Leslie Griffin on the New Politics of Religion
Leslie Griffin, who holds the Doherty Chair in Legal Ethics at the University of Houston Law Center and has just published a casebook on Law and Religion, has an interesting post on JusticeTalking.org - A New Politics of Religion? In it, she examines Senator (soon to be candidate) Barack Obama’s discussion of the influence religion should play in politics, in general and specifically Obama’s own Christian faith. Citing Obama’s own words to describe the classically liberal manner of approaching this balance, one of the most persuasive descriptions of the proper role of faith in politics I’ve ever heard:
What our deliberative, pluralistic democracy does demand is that the religiously motivated translate their concerns into universal, rather than religion-specific, values. It requires that their proposals must be subject to argument and amenable to reason. If I am opposed to abortion for religious reasons and seek to pass a law banning the practice, I cannot simply point to the teachings of my church or invoke God’s will and expect that argument to carry the day. If I want others to listen to me, then I have to explain why abortion violates some principle that is accessible to people of all faiths, including those with no faith at all.
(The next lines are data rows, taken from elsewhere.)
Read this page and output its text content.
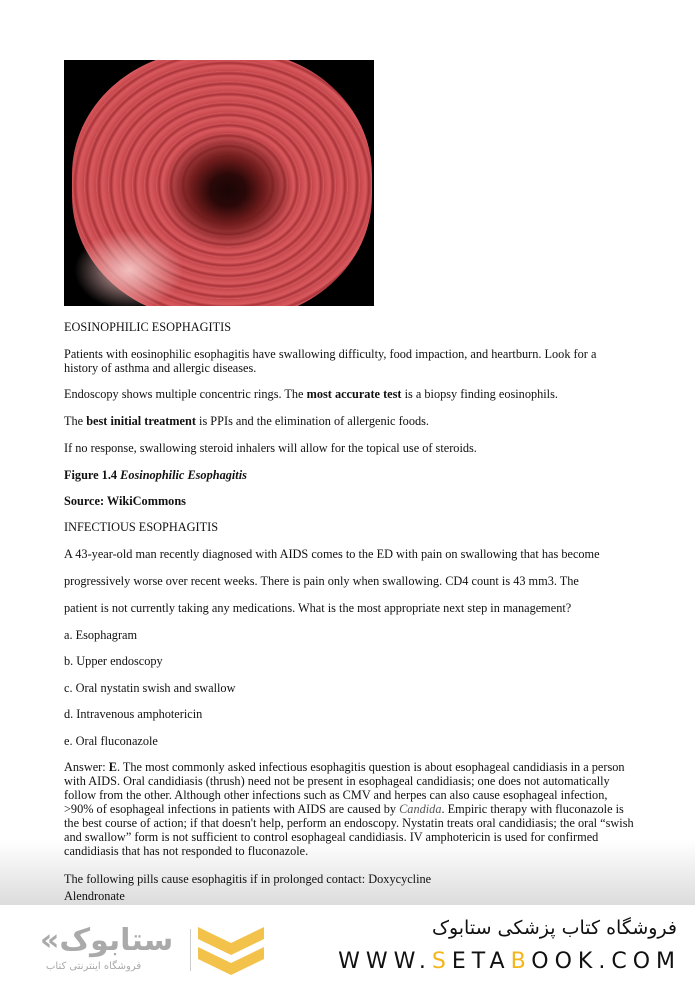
EOSINOPHILIC ESOPHAGITIS

Patients with eosinophilic esophagitis have swallowing difficulty, food impaction, and heartburn. Look for a history of asthma and allergic diseases.

Endoscopy shows multiple concentric rings. The most accurate test is a biopsy finding eosinophils.

The best initial treatment is PPIs and the elimination of allergenic foods.

If no response, swallowing steroid inhalers will allow for the topical use of steroids.

Figure 1.4 Eosinophilic Esophagitis

Source: WikiCommons

INFECTIOUS ESOPHAGITIS

A 43-year-old man recently diagnosed with AIDS comes to the ED with pain on swallowing that has become

progressively worse over recent weeks. There is pain only when swallowing. CD4 count is 43 mm3. The

patient is not currently taking any medications. What is the most appropriate next step in management?

a. Esophagram

b. Upper endoscopy

c. Oral nystatin swish and swallow

d. Intravenous amphotericin

e. Oral fluconazole

Answer: E. The most commonly asked infectious esophagitis question is about esophageal candidiasis in a person with AIDS. Oral candidiasis (thrush) need not be present in esophageal candidiasis; one does not automatically follow from the other. Although other infections such as CMV and herpes can also cause esophageal infection, >90% of esophageal infections in patients with AIDS are caused by Candida. Empiric therapy with fluconazole is the best course of action; if that doesn't help, perform an endoscopy. Nystatin treats oral candidiasis; the oral “swish and swallow” form is not sufficient to control esophageal candidiasis. IV amphotericin is used for confirmed candidiasis that has not responded to fluconazole.

The following pills cause esophagitis if in prolonged contact: Doxycycline

Alendronate

«ستابوک
فروشگاه اینترنتی کتاب
فروشگاه کتاب پزشکی ستابوک
WWW.SETABOOK.COM
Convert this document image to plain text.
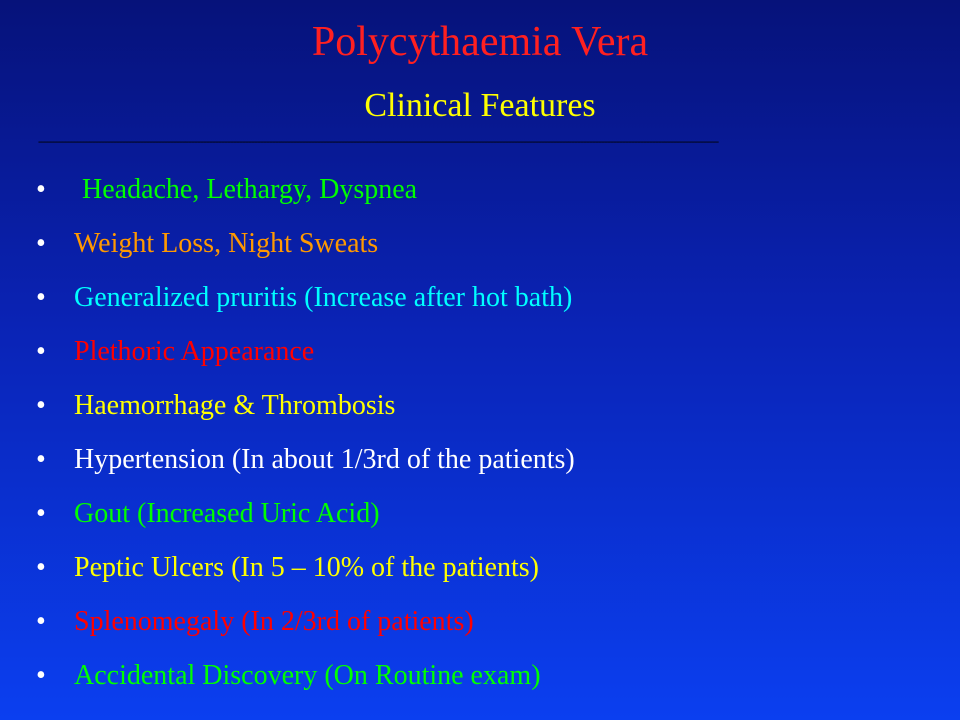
Polycythaemia Vera
Clinical Features
-----------------------------------------------------------------------------------------------------------------------------------------------------------------------------------------------------------------------------------
•	Headache, Lethargy, Dyspnea
•	Weight Loss, Night Sweats
•	Generalized pruritis (Increase after hot bath)
•	Plethoric Appearance
•	Haemorrhage & Thrombosis
•	Hypertension (In about 1/3rd of the patients)
•	Gout (Increased Uric Acid)
•	Peptic Ulcers (In 5 – 10% of the patients)
•	Splenomegaly (In 2/3rd of patients)
•	Accidental Discovery (On Routine exam)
Griffin goes on to criticize Obama for failing to practice what he preached when in response to a supporter he “referred to his religious beliefs in order to explain his opposition to gay marriage but not civil unions.”
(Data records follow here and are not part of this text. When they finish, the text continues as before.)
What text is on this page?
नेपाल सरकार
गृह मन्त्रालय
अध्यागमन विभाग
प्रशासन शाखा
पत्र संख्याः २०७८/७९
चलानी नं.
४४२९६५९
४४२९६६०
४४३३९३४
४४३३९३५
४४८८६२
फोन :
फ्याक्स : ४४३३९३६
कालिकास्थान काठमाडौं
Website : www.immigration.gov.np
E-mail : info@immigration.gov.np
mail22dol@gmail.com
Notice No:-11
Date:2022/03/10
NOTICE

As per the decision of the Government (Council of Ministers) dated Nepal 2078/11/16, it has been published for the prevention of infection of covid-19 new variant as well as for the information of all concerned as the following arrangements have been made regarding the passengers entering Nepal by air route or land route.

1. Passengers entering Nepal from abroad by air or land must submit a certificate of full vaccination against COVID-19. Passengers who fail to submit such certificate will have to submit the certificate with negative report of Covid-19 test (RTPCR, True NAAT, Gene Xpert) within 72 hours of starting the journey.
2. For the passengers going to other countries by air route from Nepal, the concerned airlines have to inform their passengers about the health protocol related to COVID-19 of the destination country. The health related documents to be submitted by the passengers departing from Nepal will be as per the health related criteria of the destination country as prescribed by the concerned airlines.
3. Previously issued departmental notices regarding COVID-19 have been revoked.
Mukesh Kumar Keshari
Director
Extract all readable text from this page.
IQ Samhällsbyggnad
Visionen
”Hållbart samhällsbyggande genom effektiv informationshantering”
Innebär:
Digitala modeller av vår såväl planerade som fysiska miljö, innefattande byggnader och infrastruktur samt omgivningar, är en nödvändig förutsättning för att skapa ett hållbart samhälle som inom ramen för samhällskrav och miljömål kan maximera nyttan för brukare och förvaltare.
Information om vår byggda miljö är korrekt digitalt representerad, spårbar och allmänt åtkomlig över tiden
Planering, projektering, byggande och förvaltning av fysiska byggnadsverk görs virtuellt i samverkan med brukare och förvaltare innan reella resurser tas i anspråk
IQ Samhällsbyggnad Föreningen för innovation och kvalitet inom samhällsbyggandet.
Thus, when pressed on a hard question, the senator took the easy way out–he did not immediately “translate his concern into universal, rather than religion-specific, values,” nor did he invoke some “principle that is accessible to people of all faiths, including those with no faith at all.” This omission was unfortunate, because such values and principles are readily available in our constitutional democracy: we call them equal protection and privacy and religious freedom.
I haven’t read Obama’s book, The Audacity of Hope, so I can’t be sure of the context in which those quotes were taken, but I don’t think it’s fair to call Obama’s statement hypocritical. It would in fact be dishonest of him to take a position based on his religious beliefs but then hide those beliefs and instead appeal only to universal beliefs to explain his position. I doubt anyone is truly capable of immediately expressing their subjective beliefs in universal terms. At best it’s a process. If Obama opposes gay marriage because he believes it’s not condoned in the Bible, then that’s exactly what I (as a constituent) want him to say. That said, then the demands of our deliberative, pluralistic democracy require him to go a step further - either to explain and justify that decision in a way relevant to all his constituents or in some cases, to recognize the difficult distinction between personal conviction and what is just to impose on the society one leads.